I understand that the output of a flip flop is also called as the state and the output of the flip flop before the clock pulse is applied is called as present state and after the application of clock pulse is called as next state. But what is state in a general sequential circuit, is it the output of the logic gate from which the output is taken as feedback?
The state of a general sequential circuit is no different to the state of the flip flop in your specific example (a flip flop is simply a state machine with two possible states). It shows the state the circuit is currently in.
The outputs of the various gates and circuits that feed the flip-flops determine the next state the machine will occupy, but until the transition actually takes place they are just provisional and may change at any time according to changes in inputs or other factors driving state changes.
A sequential circuit consists of combinationial logic elements (which are said to be stateless) and memory elements (which are stateful).
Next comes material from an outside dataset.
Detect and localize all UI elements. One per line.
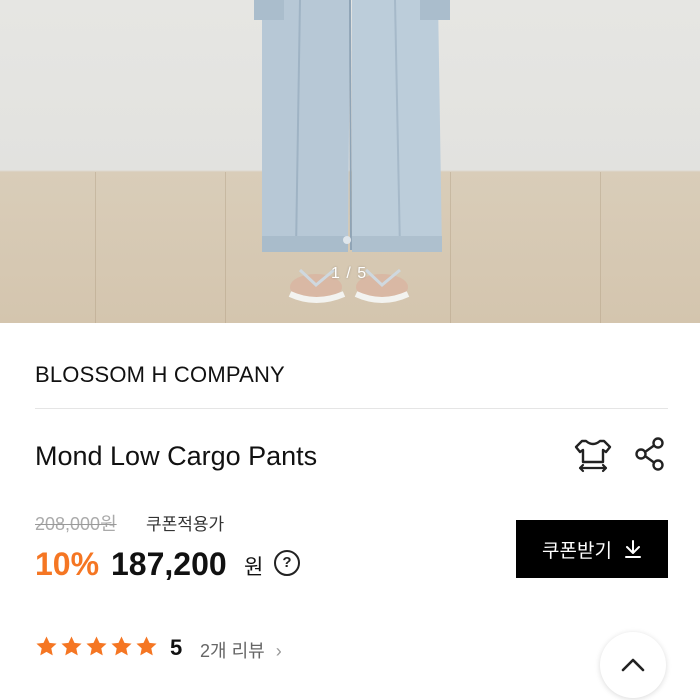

The state of the circuit is the combined state of all the memory elements. If the memory elements are flip-flops, then the state of each flip-flop is the same as its output.
Note that this definition assumes the combinational logic part does not contain any loops - all loops need to contain a memory element.
'State' is one stable configuration a circuit can take.
In a general binary sequential circuit with M memory elements, there are \$2^M\$ states. It's possible that some of these could be transient given appropriate asynchronous gating, so that there could be fewer stable states.
A common way to handle the state of a sequential circuit is the 'state vector', a vector that simply lists the state of each memory element. That could for convenience be encoded into some other alphabet, but that's only convenient. For instance, a 4 bit shift register might have a state vector of 0110, but it could be easier to think of that as '6' when tracking what its state is, or where it's going to go next.
The state of a circuit is purely the collection of all of the current signals within that circuit. It is the status of the circuit.
For a purely sequential circuit the full state can be calculated purely from the inputs to the circuit.
For a simple circuit with memory such as a flipflop the state can be fully described by a combination of the inputs and the output.
For a complex circuit (e.g. a one with internal memory) knowing the state requires either knowledge of some of the internal signals or knowledge of the history of the inputs.